Inflows into crypto-related investment products continued for the third consecutive week, with $1.2 billion flowing into the sector, according to CoinShares’ latest weekly report.
James Butterfill, CoinShares’ head of research, attributed the strong inflows to expectations of a dovish US monetary policy and positive market momentum. These factors pushed total assets under management up 6.2% to $92.7 billion.
The US Securities and Exchange Commission approved options trading for BlackRock’s spot Bitcoin ETF, which also lifted market sentiment. Despite these inflows, weekly trading volume in the sector dipped by 3.1%.
Bitcoin’s dominance continues
The CoinShares report showed that Bitcoin continued to dominate the flows, with investors pouring in $1 billion to BTC-related investment products.
This can be linked to its strong price performance and also the improved inflows to spot Bitcoin ETF products last week. Notably, the funds run by Bitwise, BlackRock, Fidelity, and Ark 21 Shares all saw positive performance during the reporting period.
However, Grayscale’s crypto funds continued their net outflow trend, dropping its total assets to $21.2 billion.
Meanwhile, BTC’s recent uptrend to around $65,000 fueled an $8.8 million inflow into short-Bitcoin products, as some investors expect the current rally to fade.

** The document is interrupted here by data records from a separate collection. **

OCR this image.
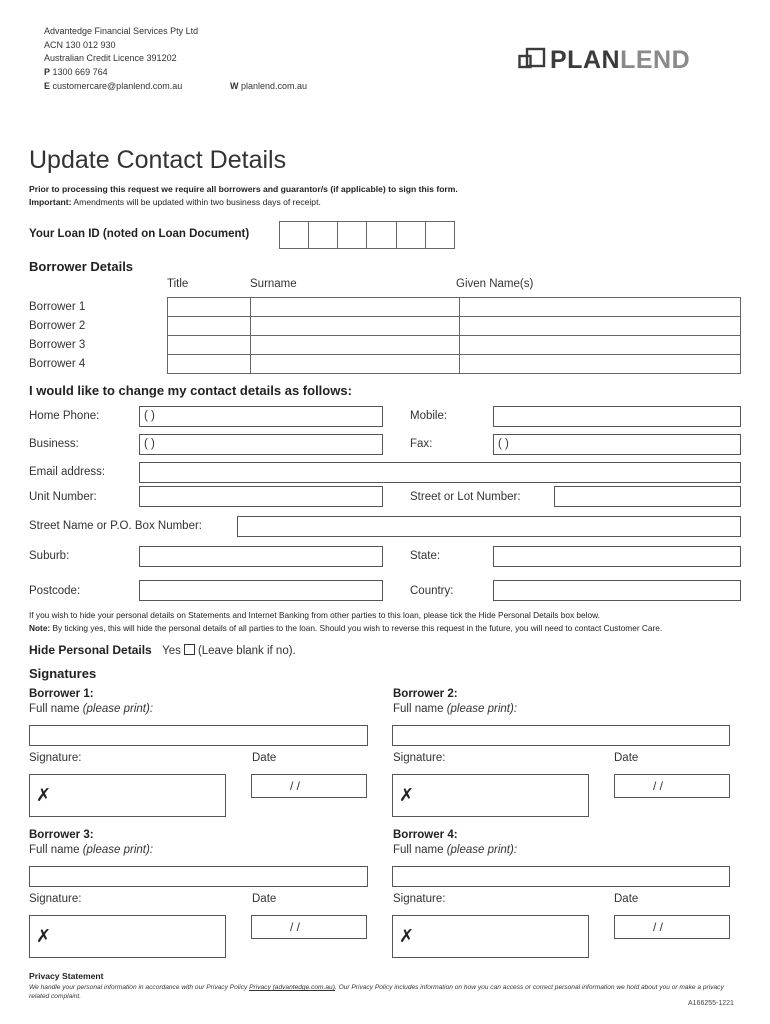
Advantedge Financial Services Pty Ltd
ACN 130 012 930
Australian Credit Licence 391202
P 1300 669 764
E customercare@planlend.com.au	W planlend.com.au
PLANLEND
Update Contact Details
Prior to processing this request we require all borrowers and guarantor/s (if applicable) to sign this form.
Important: Amendments will be updated within two business days of receipt.
Your Loan ID (noted on Loan Document)

Borrower Details
Title	Surname	Given Name(s)
Borrower 1
Borrower 2
Borrower 3
Borrower 4

I would like to change my contact details as follows:
Home Phone:	( )	Mobile:
Business:	( )	Fax:	( )
Email address:
Unit Number:	Street or Lot Number:
Street Name or P.O. Box Number:
Suburb:	State:
Postcode:	Country:
If you wish to hide your personal details on Statements and Internet Banking from other parties to this loan, please tick the Hide Personal Details box below.
Note: By ticking yes, this will hide the personal details of all parties to the loan. Should you wish to reverse this request in the future, you will need to contact Customer Care.
Hide Personal Details Yes (Leave blank if no).
Signatures
Borrower 1:
Full name (please print):
Signature:	Date
✗	/ /
Borrower 2:
Full name (please print):
Signature:	Date
✗	/ /
Borrower 3:
Full name (please print):
Signature:	Date
✗	/ /
Borrower 4:
Full name (please print):
Signature:	Date
✗	/ /
Privacy Statement
We handle your personal information in accordance with our Privacy Policy Privacy (advantedge.com.au). Our Privacy Policy includes information on how you can access or correct personal information we hold about you or make a privacy related complaint.
A166255-1221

Regionally, sentiment was divided. The US led with $1.2 billion in inflows, while Switzerland trailed with $84 million. In contrast, Germany and Brazil experienced outflows of $21 million and $3 million, respectively.
Ethereum breaks a negative streak.
Ethereum-related products ended a five-week outflow streak, bringing in $87 million—the first significant inflow since early August.
Data from SosoValue showed that spot Ethereum ETFs saw the second-highest weekly flows since their launch in July.
On the other hand, large-cap alternative digital assets had mixed results. Litecoin and XRP recorded inflows of $2 million and $0.8 million, respectively. Meanwhile, Solana and Binance faced outflows of $4.8 million and $1.2 million.